Daniel Aluman (55), peternak babi di Kelurahan Fatukoa, Kota Kupang, mengatakan, pengalaman kematian sejumlah ternak babi pada 2022 membuat dirinya sejak saat itu sangat serius melindungi babi dari ASF. Hal itu terutama terkait kebersihan kandang, memberikan makanan yang bergizi, lengkap dengan vitamin ternak, dan selalu mengamati kondisi setiap ternak babi.
”ASF sudah masuk Kota Kupang. Sejumlah peternak mengeluhkan adanya kematian ternak babi mereka. Kita tidak perlu berharap dari pemerintah. Ternak itu kita yang piara sehingga peternak pula yang bertanggung jawab atas kesehatan dan keselamatannya,” kata Daniel.
Ia berharap pemerintah bisa memberantas virus ini dari babi-babi di NTT. Setidaknya dengan membagikan disinfektan dalam jumlah yang cukup kepada tiap-tiap peternak, serta memberikan penyuluhan kepada peternak yang belum paham mengenai cara penyebaran virus ini.
Lalu lintas ternak
Menurut Melky, pemerintah provinsi telah menggelar pertemuan antara para bupati dan instansi teknis yang menangani ASF. Koordinasi dilakukan untuk mencegah pergerakan atau pergeseran ternak babi dari satu kabupaten/kotake kabupaten/kota lain. Pemindahan ternak antara desa dan kecamatan pun dilarang.
Makanan olahan bersumber dari babi pun dilarang dijual antarpulau di NTT. Se’i babi yang diproduksi di Kota Kupang, misalnya, daerah yang masuk endemik ASF. Di kota ini terdapat 10 kasus kematian babi akibat ASF. Virus itu mudah menyebar ke babi lain jika pemilik tidak melindungi babinya secara serius.

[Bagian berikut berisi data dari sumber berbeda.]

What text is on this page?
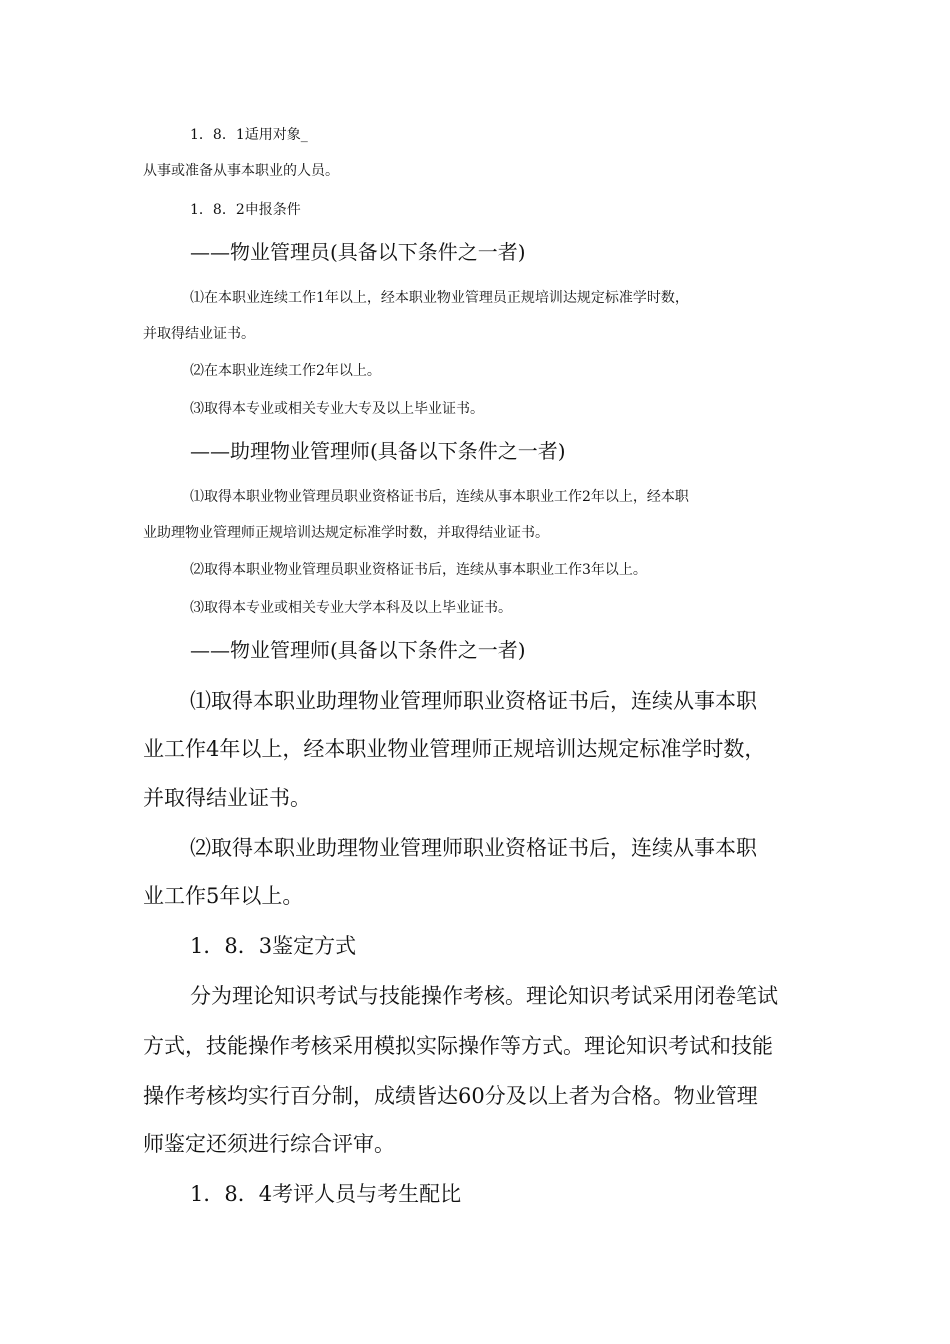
1．8．1适用对象_

从事或准备从事本职业的人员。

1．8．2申报条件

——物业管理员(具备以下条件之一者)

⑴在本职业连续工作1年以上，经本职业物业管理员正规培训达规定标准学时数，

并取得结业证书。

⑵在本职业连续工作2年以上。

⑶取得本专业或相关专业大专及以上毕业证书。

——助理物业管理师(具备以下条件之一者)

⑴取得本职业物业管理员职业资格证书后，连续从事本职业工作2年以上，经本职

业助理物业管理师正规培训达规定标准学时数，并取得结业证书。

⑵取得本职业物业管理员职业资格证书后，连续从事本职业工作3年以上。

⑶取得本专业或相关专业大学本科及以上毕业证书。

——物业管理师(具备以下条件之一者)

⑴取得本职业助理物业管理师职业资格证书后，连续从事本职

业工作4年以上，经本职业物业管理师正规培训达规定标准学时数，

并取得结业证书。

⑵取得本职业助理物业管理师职业资格证书后，连续从事本职

业工作5年以上。

1．8．3鉴定方式

分为理论知识考试与技能操作考核。理论知识考试采用闭卷笔试

方式，技能操作考核采用模拟实际操作等方式。理论知识考试和技能

操作考核均实行百分制，成绩皆达60分及以上者为合格。物业管理

师鉴定还须进行综合评审。

1．8．4考评人员与考生配比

Saya tidak minta ganti rugi, tetapi minimal ada bantuan disinfektan atau petugas datang memberikan penyuluhan bagi peternak.
Ia mengatakan, jumlah tenaga penyuluh peternakan terbatas di setiap kabupaten/kota. Sulit mendatangi setiap peternak untuk melakukan pendampingan. Karena itu, masyarakat yang memelihara ternak babi agar tetap memperhatikan tata cara merawat ternak, yang telah disampaikan pemerintah.

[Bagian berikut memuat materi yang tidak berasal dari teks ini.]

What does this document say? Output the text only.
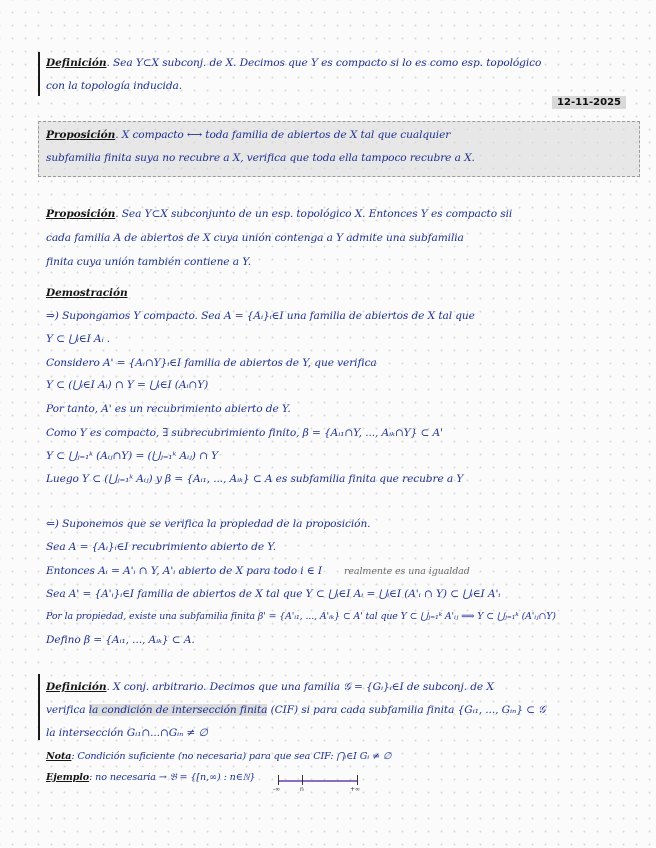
Definición. Sea Y⊂X subconj. de X. Decimos que Y es compacto si lo es como esp. topológico
con la topología inducida.
12-11-2025
Proposición. X compacto ⟷ toda familia de abiertos de X tal que cualquier
subfamilia finita suya no recubre a X, verifica que toda ella tampoco recubre a X.
Proposición. Sea Y⊂X subconjunto de un esp. topológico X. Entonces Y es compacto sii
cada familia A de abiertos de X cuya unión contenga a Y admite una subfamilia
finita cuya unión también contiene a Y.
Demostración
⇒) Supongamos Y compacto. Sea A = {Aᵢ}ᵢ∈I una familia de abiertos de X tal que
Y ⊂ ⋃ᵢ∈I Aᵢ .
Considero A' = {Aᵢ∩Y}ᵢ∈I familia de abiertos de Y, que verifica
Y ⊂ (⋃ᵢ∈I Aᵢ) ∩ Y = ⋃ᵢ∈I (Aᵢ∩Y)
Por tanto, A' es un recubrimiento abierto de Y.
Como Y es compacto, ∃ subrecubrimiento finito, β = {Aᵢ₁∩Y, ..., Aᵢₖ∩Y} ⊂ A'
Y ⊂ ⋃ⱼ₌₁ᵏ (Aᵢⱼ∩Y) = (⋃ⱼ₌₁ᵏ Aᵢⱼ) ∩ Y
Luego Y ⊂ (⋃ⱼ₌₁ᵏ Aᵢⱼ) y β = {Aᵢ₁, ..., Aᵢₖ} ⊂ A es subfamilia finita que recubre a Y
⇐) Suponemos que se verifica la propiedad de la proposición.
Sea A = {Aᵢ}ᵢ∈I recubrimiento abierto de Y.
Entonces Aᵢ = A'ᵢ ∩ Y, A'ᵢ abierto de X para todo i ∈ I realmente es una igualdad
Sea A' = {A'ᵢ}ᵢ∈I familia de abiertos de X tal que Y ⊂ ⋃ᵢ∈I Aᵢ = ⋃ᵢ∈I (A'ᵢ ∩ Y) ⊂ ⋃ᵢ∈I A'ᵢ
Por la propiedad, existe una subfamilia finita β' = {A'ᵢ₁, ..., A'ᵢₖ} ⊂ A' tal que Y ⊂ ⋃ⱼ₌₁ᵏ A'ᵢⱼ ⟹ Y ⊂ ⋃ⱼ₌₁ᵏ (A'ᵢⱼ∩Y)
Defino β = {Aᵢ₁, ..., Aᵢₖ} ⊂ A.
Definición. X conj. arbitrario. Decimos que una familia 𝒢 = {Gᵢ}ᵢ∈I de subconj. de X
verifica la condición de intersección finita (CIF) si para cada subfamilia finita {Gᵢ₁, ..., Gᵢₙ} ⊂ 𝒢
la intersección Gᵢ₁∩...∩Gᵢₙ ≠ ∅
Nota: Condición suficiente (no necesaria) para que sea CIF: ⋂ᵢ∈I Gᵢ ≠ ∅
Ejemplo: no necesaria → 𝔅 = {[n,∞) : n∈ℕ}
-∞	n	+∞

Virus ini sudah empat tahun masuk NTT. Petugas kesehatan hewan pun telah berulang kali mengimbau peternak agar menjaga ternak babi masing-masing. Menjaga kebersihan kandang, melakukan penyemprotan kandang dengan disinfektan, dan memberikan pakan yang bergizi kepada ternak untuk daya tahan tubuh.

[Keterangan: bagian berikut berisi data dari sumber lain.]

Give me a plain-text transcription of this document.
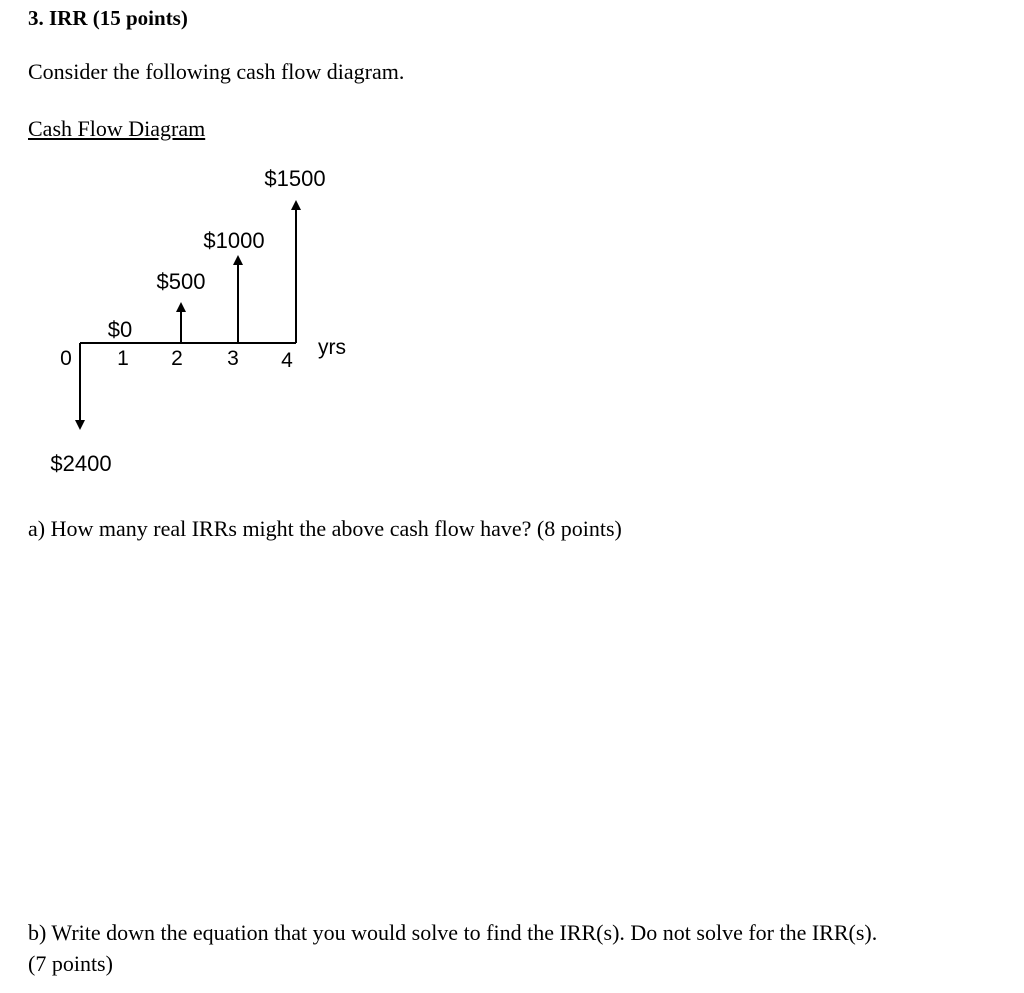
3. IRR (15 points)
Consider the following cash flow diagram.
Cash Flow Diagram
0 1 2 3 4
yrs
$2400
$0
$500
$1000
$1500
a) How many real IRRs might the above cash flow have? (8 points)
b) Write down the equation that you would solve to find the IRR(s). Do not solve for the IRR(s).
(7 points)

”Kami terus membangun komunikasi, informasi, dan edukasi dengan semua dinas peternakan di 22 kabupaten/kota, dan sesering mungkin turun ke peternak yang memiliki babi dalam jumlah besar. Soal pengawasan lalu lintas ternak, dan pengendalian hama ini, masing-masing kabupaten yang atur,” kata Melky.